Si algo ha demostrado lo ocurrido el 14 de enero en Túnez y el 11 de febrero en Egipto es que en el mundo árabe ha comenzado a producirse un gran “mutación cívica” que puede acabar un día con las secuelas de lo que ha alimentado las dictaduras: el patriarcalismo social y político, basado en el peso obsesivo del comunitarismo. Esa mutación revela dos revoluciones que están produciéndose en los países árabes y que afectan fundamentalmente a la juventud: la revolución del individuo, que escapa al dictado comunitario, familiar, que afronta su destino en solitario; y una segunda revolución que sería prematuro llamar laica, pero que apuesta inexcusablemente por la separación de lo religioso y de lo político.
Hace años que intelectuales árabes como Mohamed Arkoun, Mohamed Charfi, Fatima Mernissi, Yadh Ben Achour, Mohamed Abed el Jabri y muchos otros vienen clamando por el desarrollo pleno del individualismo como antídoto contra los miedos a la libertad, a la modernidad, impuestos a las sociedades árabes desde el peso de un pasado sacralizado convertido en la gran traba contra el cambio. Los regímenes árabes, convertidos en cancerberos de dicho pasado convertido en modelo, en alianza con el establishment religioso de cada país, han aletargado la conciencia ciudadana no sólo con la represión dominante a través de la censura, del control individualizado a través de sistemas que llegaban hasta el último rincón de cada barrio (la “securitocracia” como la denomina Bassma Kodmani), sino de un sistema educativo que no permitía la emergencia del individuo.
Ha sido el aprendizaje individualizado, abierto a través de las nuevas tecnologías, el hábito del debate y de la discusión libre en la red, sumado a la apertura informativa que ha significado una cadena televisiva como al-Jazeera, lo que ha procurado esa revolución individualista que ha permitido que se esté produciendo esa “mutación cívica”.

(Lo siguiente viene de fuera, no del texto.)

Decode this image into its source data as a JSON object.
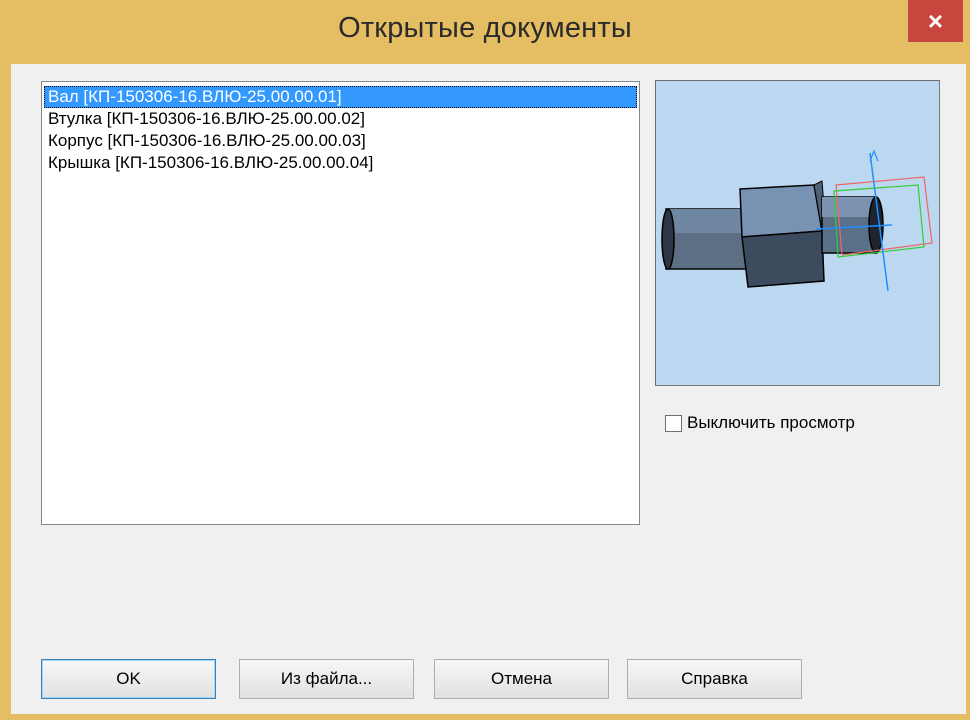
{
  "window": {
    "title": "Открытые документы",
    "close_glyph": "×"
  },
  "documents": [
    {
      "label": "Вал [КП-150306-16.ВЛЮ-25.00.00.01]",
      "selected": true
    },
    {
      "label": "Втулка [КП-150306-16.ВЛЮ-25.00.00.02]",
      "selected": false
    },
    {
      "label": "Корпус [КП-150306-16.ВЛЮ-25.00.00.03]",
      "selected": false
    },
    {
      "label": "Крышка [КП-150306-16.ВЛЮ-25.00.00.04]",
      "selected": false
    }
  ],
  "preview": {
    "disable_label": "Выключить просмотр",
    "disabled": false
  },
  "buttons": {
    "ok": "OK",
    "from_file": "Из файла...",
    "cancel": "Отмена",
    "help": "Справка"
  },
  "colors": {
    "frame": "#e5bd63",
    "close": "#c8463d",
    "selection": "#3399ff",
    "preview_bg": "#bcd7f0"
  }
}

La segunda revolución en ciernes es la de la separación de lo religioso y lo político. Es prematuro, por el momento, hablar de laicismo en una sociedad tan impregnada por el discurso islámico, atronada por los altavoces de los almuédanos que comunitarizan cada fase del día. Pero la dimensión religiosa ha quedado marginada en estos procesos o, mejor dicho, relegada también al ámbito de lo personal, del individuo. De ahí la escasa presencia de los partidos religiosos en lo ocurrido en Túnez y en Egipto, que se han incorporado a remolque de los acontecimientos. Si en la Plaza de la Liberación a la hora de la oración musulmanes piadosos cumplían con el precepto religioso, otros no lo realizaban, incluidos los cristianos que en un momento determinado llegaron hasta a oficiar una misa ante la mirada respetuosa de los demás.

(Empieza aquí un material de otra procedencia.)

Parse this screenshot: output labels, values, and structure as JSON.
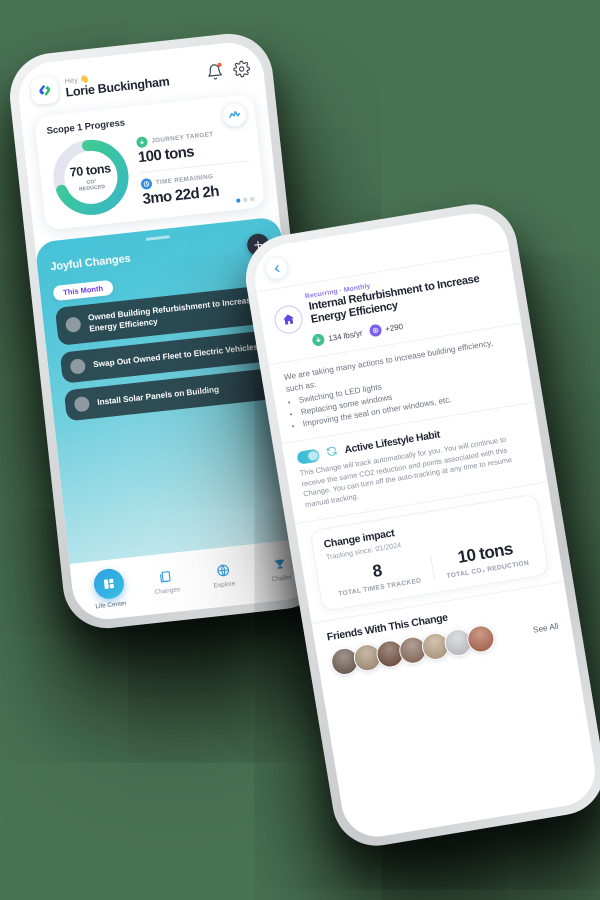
{
  "theme": {
    "background": "#4a7353",
    "accent_blue": "#2f8ce0",
    "accent_teal": "#46c2d6",
    "accent_green": "#3dc18f",
    "accent_purple": "#7b5cf0",
    "dark_card": "#263a42"
  },
  "phone_left": {
    "header": {
      "logo": "app-logo",
      "greeting": "Hey 👋",
      "user_name": "Lorie Buckingham",
      "notification_icon": "bell-icon",
      "settings_icon": "gear-icon"
    },
    "progress_card": {
      "title": "Scope 1 Progress",
      "chart_icon": "line-chart-icon",
      "ring": {
        "value": "70 tons",
        "sub_line1": "CO²",
        "sub_line2": "REDUCED",
        "percent": 70
      },
      "stats": [
        {
          "icon": "download-arrow-icon",
          "caption": "JOURNEY TARGET",
          "value": "100 tons"
        },
        {
          "icon": "clock-icon",
          "caption": "TIME REMAINING",
          "value": "3mo 22d 2h"
        }
      ],
      "pager": {
        "total": 3,
        "active": 1
      }
    },
    "joyful": {
      "title": "Joyful Changes",
      "add_label": "+",
      "filter_pill": "This Month",
      "items": [
        {
          "title": "Owned Building Refurbishment to Increase Energy Efficiency"
        },
        {
          "title": "Swap Out Owned Fleet to Electric Vehicles"
        },
        {
          "title": "Install Solar Panels on Building"
        }
      ]
    },
    "tabbar": [
      {
        "icon": "dashboard-icon",
        "label": "Life Center",
        "active": true
      },
      {
        "icon": "book-icon",
        "label": "Changes",
        "active": false
      },
      {
        "icon": "globe-icon",
        "label": "Explore",
        "active": false
      },
      {
        "icon": "trophy-icon",
        "label": "Challer",
        "active": false
      }
    ]
  },
  "phone_right": {
    "nav": {
      "back_icon": "chevron-left-icon"
    },
    "change": {
      "recurrence": "Recurring · Monthly",
      "icon": "home-icon",
      "title": "Internal Refurbishment to Increase Energy Efficiency",
      "badges": [
        {
          "icon": "download-arrow-icon",
          "text": "134 lbs/yr"
        },
        {
          "icon": "points-icon",
          "text": "+290"
        }
      ],
      "description_intro": "We are taking many actions to increase building efficiency, such as:",
      "description_bullets": [
        "Switching to LED lights",
        "Replacing some windows",
        "Improving the seal on other windows, etc."
      ]
    },
    "habit": {
      "toggle_on": true,
      "refresh_icon": "refresh-icon",
      "title": "Active Lifestyle Habit",
      "description": "This Change will track automatically for you. You will continue to receive the same CO2 reduction and points associated with this Change. You can turn off the auto-tracking at any time to resume manual tracking."
    },
    "impact": {
      "title": "Change impact",
      "subtitle": "Tracking since: 01/2024",
      "metrics": [
        {
          "value": "8",
          "caption": "TOTAL TIMES TRACKED"
        },
        {
          "value": "10 tons",
          "caption": "TOTAL CO₂ REDUCTION"
        }
      ]
    },
    "friends": {
      "title": "Friends With This Change",
      "see_all": "See All",
      "avatars": [
        {
          "name": "friend-avatar-1",
          "color": "#6b5a4e"
        },
        {
          "name": "friend-avatar-2",
          "color": "#a89277"
        },
        {
          "name": "friend-avatar-3",
          "color": "#6f4b3a"
        },
        {
          "name": "friend-avatar-4",
          "color": "#8a6a58"
        },
        {
          "name": "friend-avatar-5",
          "color": "#b9a183"
        },
        {
          "name": "friend-avatar-6",
          "color": "#c9cbcf"
        },
        {
          "name": "friend-avatar-7",
          "color": "#b0654a"
        }
      ]
    }
  }
}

Ese principio de respeto mutuo es el germen de lo que puede nacer en ambos países. La “mutación cívica” llegará a culminarse si se concluye en un proceso constituyente, en el que por primera vez en estos países se logre dejar a un lado el islam como religión de Estado. Incluso la constitución de Túnez, país en el que se habían dado pasos hacia la laicidad ya desde Burguiba, el artículo primero establecía el islam como la religión del Estado. ¿Se podrá relegar tal vez el islam al prólogo de las constituciones, con un reconocimiento de su papel histórico en la sociedad o se podrá llegar incluso hasta donde llegó la constitución turca, que en su artículo 24 reconoce que “toda persona tiene derecho a la libertad de conciencia, de religión y convicción”? Ahí reside sin duda la piedra de toque para que lo que ha ocurrido en Túnez y Egipto suponga un punto de no retorno en el camino de la democracia.